D.ª Sol (Indecisa.)—¿Á mí, señor?

D. Carlos.—Sí, á vos.

D. Ruy.—¿Nada más? ¡Oh clemencia! ¡Oh generoso vencedor, que perdona la cabeza y tortura el corazón!

D. Carlos.—Elige: tu sobrina ó el rebelde. Necesito uno de los dos.

D. Ruy.—¡Oh! Sois el dueño.

(El Rey se acerca á Sol para llevársela, y la doncella se ampara de su tío.)

D.ª Sol.—Salvadme, señor. (Deteniéndose. Aparte.) ¡Desdichada de mí!

D. Carlos.—Forzoso es. Ó la cabeza de vuestro tío ó la de Hernani.

D.ª Sol.—Antes la mía. (Al rey.) Os seguiré.

D. Carlos (Aparte.)—¡Pardiez! ¡Gran idea! Al fin tienes que ablandarte, hija mía.

(Sol va con paso firme al cofrecito de las joyas y toma el puñal, que esconde en su seno. Don Carlos se le acerca y le ofrece la mano.)

D. Carlos.—¿Qué tomáis?

D.ª Sol.—Nada, señor.

D. Carlos.—¿Alguna joya?

D.ª Sol.—Sí.

D. Carlos.—Veamos.

D.ª Sol.—Ya la veréis después.

(Le da la mano y se apresta á seguirle. Don Ruy que quedó inmóvil y como asombrado, da algunos pasos gritando:)

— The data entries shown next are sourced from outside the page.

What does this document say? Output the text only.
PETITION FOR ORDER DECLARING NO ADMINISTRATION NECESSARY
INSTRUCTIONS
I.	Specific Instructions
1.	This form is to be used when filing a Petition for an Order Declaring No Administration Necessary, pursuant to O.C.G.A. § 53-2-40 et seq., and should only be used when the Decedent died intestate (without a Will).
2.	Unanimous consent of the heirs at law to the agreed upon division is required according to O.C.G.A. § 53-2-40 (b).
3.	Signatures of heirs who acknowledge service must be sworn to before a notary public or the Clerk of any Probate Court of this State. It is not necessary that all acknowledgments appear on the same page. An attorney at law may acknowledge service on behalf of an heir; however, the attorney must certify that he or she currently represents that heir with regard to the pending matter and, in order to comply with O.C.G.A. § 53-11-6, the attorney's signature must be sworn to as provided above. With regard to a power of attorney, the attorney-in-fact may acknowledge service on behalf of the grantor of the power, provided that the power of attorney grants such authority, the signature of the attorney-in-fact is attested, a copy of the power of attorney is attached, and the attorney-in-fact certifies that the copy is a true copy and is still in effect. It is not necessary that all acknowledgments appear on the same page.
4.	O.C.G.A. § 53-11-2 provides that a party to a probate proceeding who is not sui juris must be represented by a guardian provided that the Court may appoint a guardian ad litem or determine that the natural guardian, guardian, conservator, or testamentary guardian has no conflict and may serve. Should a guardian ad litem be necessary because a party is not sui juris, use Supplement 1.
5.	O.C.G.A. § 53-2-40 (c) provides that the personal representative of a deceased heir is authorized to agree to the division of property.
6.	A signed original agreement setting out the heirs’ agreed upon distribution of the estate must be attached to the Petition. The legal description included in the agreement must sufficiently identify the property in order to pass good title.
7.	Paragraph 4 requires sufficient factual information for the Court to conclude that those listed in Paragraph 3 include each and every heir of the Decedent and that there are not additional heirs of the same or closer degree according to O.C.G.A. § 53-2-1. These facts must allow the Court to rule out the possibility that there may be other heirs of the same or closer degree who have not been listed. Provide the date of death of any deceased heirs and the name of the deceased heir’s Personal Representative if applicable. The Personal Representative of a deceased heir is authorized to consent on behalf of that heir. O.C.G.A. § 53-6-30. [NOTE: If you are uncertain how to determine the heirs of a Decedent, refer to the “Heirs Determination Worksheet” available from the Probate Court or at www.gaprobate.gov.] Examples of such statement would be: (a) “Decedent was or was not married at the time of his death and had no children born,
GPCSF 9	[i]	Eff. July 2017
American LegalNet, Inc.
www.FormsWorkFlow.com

D. Ruy.—¡Sol! ¡Sobrina! ¡Esposa mía! ¡Ira de Dios! ¡Pues que el hombre no tiene entrañas aquí, derrumbaos en mi ayuda, piedras de mis murallas! (Corre tras del Rey.) ¡Dejadme á mi sobrina! ¡á mi esposa! ¡á mi hija! ¡No tengo más que á ella!

D. Carlos (Soltando la mano de Sol.)—Entonces entregadme el prisionero.

(El duque baja la cabeza y parece que sostiene una lucha dolorosa. Yérguese al fin y mira á los retratos juntando las manos en actitud de súplica.)

D. Ruy.—¡Tened vosotros todos piedad de mí! (Da un paso hacia el escondrijo.) ¡Oh! velaos; vuestra mirada me detiene. (Avanza vacilante hasta su retrato y después se vuelve al rey.) ¿Así lo queréis?

D. Carlos.—Sí.

(El duque temblando lleva la mano al resorte.)

D.ª Sol. (Aparte.)—¡Dios mío!

D. Ruy.—¡No! (Echándose á los piés del rey.) Por piedad, señor, tomad mi cabeza.

D. Carlos.—Tu sobrina.

D. Ruy.—Llévatela y déjame el honor.

D. Carlos (Tomando la mano de Sol.)—Adiós, duque.

D. Ruy.—Adiós. (Sigue al rey con la vista y luégo crispa la diestra sobre su puñal.) ¡Dios... Dios te guarde, señor! (Vuelve al proscenio y queda inmóvil, jadeante, sin ver ni oir. Entre tanto sale con el rey su séquito, hablando entre sí dos á dos.) ¡Oh Rey! Mientras tú abandonas gozoso mi noble casa, sale de mi afligido corazón mi vieja lealtad.

(Alza los ojos y mira en torno de sí viendo que está solo. Corre á una panoplia, descuelga dos espadas, las mide y las deja sobre una mesa. Hecho esto, va á la puerta del retrato y la abre.)